Amerika’da başarılı olmanın önemli anahtarlarından birinin doğru hukuki rehberlik almak ve işlerini Amerika yasalarına uygun bir şekilde kurmak olduğunu vurgulayan Üzüm,
“Yaygın inanışın aksine Amerika’ya açılmak aslında zor değil. Amerika’da neredeyse her ticari durum için uygun bir vize türü bulunmakta. Küresel bir dünyada faaliyet göstermeyi hedefleyen Türkiye’deki şirketler ve girişimciler için Amerika’da Green Card, kalıcı çalışma izni ve oturma izni gibi bir dizi imkân var. Ne yazık ki Türkiye’den gelen birçok başarılı startup bu fırsatları fark edemiyor veya uluslararası pazarda ayakta kalabilmek için gereken hukuki adımları atmada zorluk yaşıyor.” şeklinde konuşarak hukuki adımların önemini vurguladı.
Girişimcilere Amerika’da Büyüme Fırsatı
Özellikle şirketler için şirketin kuruluş süreci, marka tescilinin alınması, yönetici ve çalışanların Amerika’ya gelme süreçlerindeki vize başvurularının takibinin son derece kritik bir öneme sahip olduğunun altın çizen Üzüm, “Burada en önemli husus, kişilere ve kurumlara en uygun, en hızlı ve en doğru vize türünü belirlemek ve bu doğrultuda etkili bir planlama yapmaktır.” dedi.

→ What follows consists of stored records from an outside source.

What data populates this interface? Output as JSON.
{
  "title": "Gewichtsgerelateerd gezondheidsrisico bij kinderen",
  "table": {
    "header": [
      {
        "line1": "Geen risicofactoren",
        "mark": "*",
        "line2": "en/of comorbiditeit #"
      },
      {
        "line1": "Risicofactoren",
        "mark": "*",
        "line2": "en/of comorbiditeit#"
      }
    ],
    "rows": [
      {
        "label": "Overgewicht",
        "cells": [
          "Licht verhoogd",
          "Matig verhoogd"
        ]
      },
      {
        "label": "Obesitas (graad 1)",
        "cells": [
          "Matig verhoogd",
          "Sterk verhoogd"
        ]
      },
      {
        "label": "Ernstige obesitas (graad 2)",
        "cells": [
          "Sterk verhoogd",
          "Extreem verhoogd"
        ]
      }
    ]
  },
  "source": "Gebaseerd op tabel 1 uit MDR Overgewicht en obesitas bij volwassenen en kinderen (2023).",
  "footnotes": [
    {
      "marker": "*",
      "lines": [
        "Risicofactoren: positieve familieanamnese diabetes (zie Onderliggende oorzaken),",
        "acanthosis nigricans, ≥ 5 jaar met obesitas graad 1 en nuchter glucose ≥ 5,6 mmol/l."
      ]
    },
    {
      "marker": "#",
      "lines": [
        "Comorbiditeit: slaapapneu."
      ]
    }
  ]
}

Üzüm, işletmelerin kullanabileceği E1 Ticari Vize, E2 Yatırımcı Vizesi ve L1 Uluslararası Yönetici Transferi gibi farklı vize türlerine dikkat çekerek Olağanüstü Yetenek Vizesi olarak bilinen O1 vizesinin de startup’lar için en uygun vizelerden biri olduğuna değindi.
Amerika Birleşik Devletleri’ndeki girişimciler girişimlerini başlatmak ve büyütmek için gerekli sermayeyi temin etmelerine olanak tanıyan geniş bir finansman seçenek havuzundan faydalanmaya devam ederken, sadece 2021 yılında ABD merkezli startup’lar küresel risk sermayesi yatırımlarının yarısından fazlasını aşan 345 milyar dolarlık bir risk sermayesi fonu topladı.